China’s state-owned Global Times warns that ‘an incredibly large number of nations will suffer’ from secessionist movements if Scotland’s example is followed. It notes unhappily that the British government had allowed the referendum thinking that ‘democracy can resolve everything’.
That’s not quite how it came about. Westminster agreed to a referendum when Scottish voter support for the 307-year union with Britain seemed assured. Had the politicians known how close-run it would turn out to be, they would have been less sanguine about dispensing the democratic largesse of a plebiscite.
There were only 19 countries in all of Europe before World War One. There are now 28 in the EU alone, the Global Times frets.
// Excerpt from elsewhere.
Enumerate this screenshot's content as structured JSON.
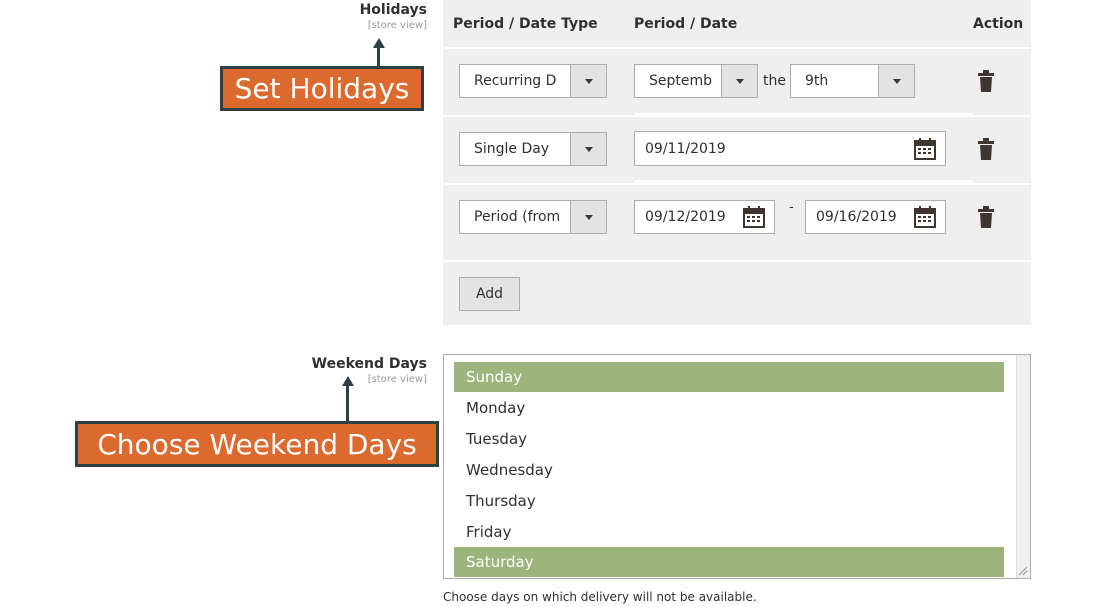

That is a European trend that should also have African leaders fretting. Africa, that most fissiparous of continents, rent with tribal, ethnic, religious and racial divides, has a mere 54 recognised sovereign nations, the result of the colonial powers forcibly and arbitrarily melding together as many as 10 000 geographically separate semi-states.
It’s a weld that’s held. There are only a handful more countries today than there were when Africa’s decolonisation started after World War Two. That is indicative of the determination of the continent’s leaders to keep the lid firmly shut on Pandora’s dynamite box of nationalism and ethnicity.
If most African leaders have a white-knuckled awareness of the ever-present dangers of secession, not so their South African counterparts. SA’s rulers perhaps imagine that this country has been inoculated forever against home grown nationalistic schisms by the failed apartheid experiment, with its economically hopeless, geographically fragmented, tribal fiefdoms.
In any case, the African National Congress has always had a deeply embedded sensitivity to the threat posed by ethnic mobilisation. There has been a history of conscientious racial and tribal balancing in its party leadership and, since 1994, in allotting the spoils of office.
Or at least, that was the case. Two decades of unchallengeable power has bred complacency and arrogance. President Jacob Zuma’s position has increasingly been secured by the mobilisation of Zulu identity.
Former president Thabo Mbeki last year warned against SA’s “dangerous … retreat to tribalism”. Referring to the pressures that culminated in the creation of Africa’s most recent state, South Sudan, he said: “We should not sacrifice that sense of national cohesion that’s built up over many, many decades because of some selfish reason for assuming tribal identity.”
Although dwarfed by the Zulu, the Xhosa and the Sotho, one of the biggest tribes in SA is the Afrikaner – an unusually homogenous confluence of class, colour and culture. While the radicals among them favouring their own land are a tiny minority – it is unlikely that the Oranje homelanders sent an observer mission to Edinburgh – there is among the Afrikaner a growing sense of exclusion and pique. While there is no appetite for secession, black or white, on SA’s horizon, Scottish events remind one that when ethnic alienations are allowed to fester, the outcome can be drastic.